Otra mañana, cuando vamos a caminar por la Strada Nuova, las tiendas apenas están abriendo. Allí todo resuena. Un hombre silba mientras barre el exterior de su tienda, en la que vende botas de goma y equipo de pesca; al otro lado de la calle, otro lustra las berenjenas de piel violeta y las dispone en una caja de madera, mientras silba la misma canción. Forman un dúo fortuito. El agua murmura contra la
fondamenta
, el muro de contención; campanas, sirenas, pies que se arrastran al subir a un puente y también al bajar. Todo retumba. A veces pienso que Venecia no tiene presente, que está toda hecha de recuerdos, los antiguos y los de
aldilà
, más allá. Los recuerdos nuevos y los viejos son los mismos en Venecia. Aquí solo hay bises de un diáfano
pas de deux. Veni etiam
, «ven de nuevo»: dicen que el nombre de Venecia procede de esta invitación latina. Hasta el nombre es un reflejo. ¿Cuál es la imagen real? ¿La reflejada? ¿La que se refleja? Toco el rostro de Fernando, mientras miro su reflejo, que resplandece en el canal.
—¿Cómo te parece que seremos cuando seamos mayores? —le pregunto.
—En realidad, según cómo lo mires, ya somos mayores, de modo que supongo que seremos como somos ahora, pero la verdad es que, con tantos comienzos, no sé si nos dará tiempo a envejecer realmente —dice.
—¿Te parece que echarás mucho de menos Venecia? —le pregunto.
—No estoy seguro, pero, cuando la echemos de menos, podemos venir de visita —dice.
—Quiero regresar todos los años para la Festa del Redentore —le digo.

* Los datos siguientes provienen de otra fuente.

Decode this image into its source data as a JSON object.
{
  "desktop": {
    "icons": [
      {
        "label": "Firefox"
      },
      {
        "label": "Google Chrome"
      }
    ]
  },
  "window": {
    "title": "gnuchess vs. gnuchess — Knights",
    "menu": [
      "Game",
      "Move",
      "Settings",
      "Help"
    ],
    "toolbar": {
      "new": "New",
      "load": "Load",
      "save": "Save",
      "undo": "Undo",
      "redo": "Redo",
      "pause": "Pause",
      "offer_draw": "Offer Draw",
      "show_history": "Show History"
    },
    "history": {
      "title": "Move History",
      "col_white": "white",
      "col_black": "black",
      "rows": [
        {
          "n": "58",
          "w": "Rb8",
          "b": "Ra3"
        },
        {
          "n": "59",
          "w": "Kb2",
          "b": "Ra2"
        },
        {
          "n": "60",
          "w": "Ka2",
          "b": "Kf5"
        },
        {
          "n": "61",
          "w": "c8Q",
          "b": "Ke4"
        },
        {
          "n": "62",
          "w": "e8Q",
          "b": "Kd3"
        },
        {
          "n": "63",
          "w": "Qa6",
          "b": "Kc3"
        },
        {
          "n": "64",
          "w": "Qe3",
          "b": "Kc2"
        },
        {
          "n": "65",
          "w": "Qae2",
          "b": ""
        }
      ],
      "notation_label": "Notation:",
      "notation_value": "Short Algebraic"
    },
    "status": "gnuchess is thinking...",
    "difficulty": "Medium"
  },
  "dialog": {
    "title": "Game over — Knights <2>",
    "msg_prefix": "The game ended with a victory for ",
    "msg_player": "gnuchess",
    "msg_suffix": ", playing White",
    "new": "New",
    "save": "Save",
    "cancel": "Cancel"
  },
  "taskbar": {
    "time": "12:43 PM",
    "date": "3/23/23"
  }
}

Palladio construyó la iglesia del Redentor en 1575, en la isla de Giudecca, enfrente de San Marco, en acción de gracias por el final de otro prolongado asedio de la peste, y desde entonces, todos los años, los venecianos se alegran con sus propias aleluyas sagradas de velas, luces y agua. La tarde de julio correspondiente, todos los venecianos que poseen una barca convergen en el Bacino San Marco, donde comienza el canal de la Giudecca, y empieza la fiesta. Las embarcaciones van cubiertas de flores y banderas y están tan juntas en el agua que uno puede pasar un vaso de vino a alguien que esté sentado en la barca de al lado. Alguien arroja un jersey para un amigo o una caja de cerillas a otro y, si las barcas son demasiado pequeñas, se pueden poner entre ellas unas tablas o una puerta vieja para improvisar una mesa donde compartir los
aperitivi
.
La Festa del Redentore es un reencuentro en el que los venecianos se festejan a sí mismos. Se dicen:
«Siamo veneziani
. Somos venecianos. Miradnos. Mirad cómo hemos sobrevivido. De pastores y campesinos, hemos sobrevivido para convertirnos en pescadores y marinos que han construido su vida donde no había tierra. Hemos sobrevivido a los godos y a los longobardos, a los tártaros, los persas y los turcos. También hemos sobrevivido a plagas, emperadores y papas y aquí estamos todavía».
Todo es ritual la noche del Redentor. Al ponerse el sol, se encienden velas en las proas, se disponen mesas provisionales y se sirve la cena: ollas llenas de pasta y alubias, envueltas en servilletas de hilo, pato de la laguna estofado y relleno de embutidos, sardinas fritas y lenguado
in saor
. Las damajuanas de Incrocio Manzoni y Malbec se vacían a un ritmo alarmante; la sandía espera hasta medianoche. Es la fiesta en que uno ve que las imaginaciones y las quimeras son reales, en que los fuegos artificiales son tan comunes como las estrellas y su luz es otra cara de la luna. Todo el mundo se queda en el agua hasta que, a eso de las dos, como una flotilla agotada y victoriosa, las grandes velas blancas y las pequeñas remendadas aspiran la brisa húmeda y suave y se desplazan, al son de las mandolinas, muy poco a poco, laguna arriba hacia el Lido, a observar la salida del sol del Redentor.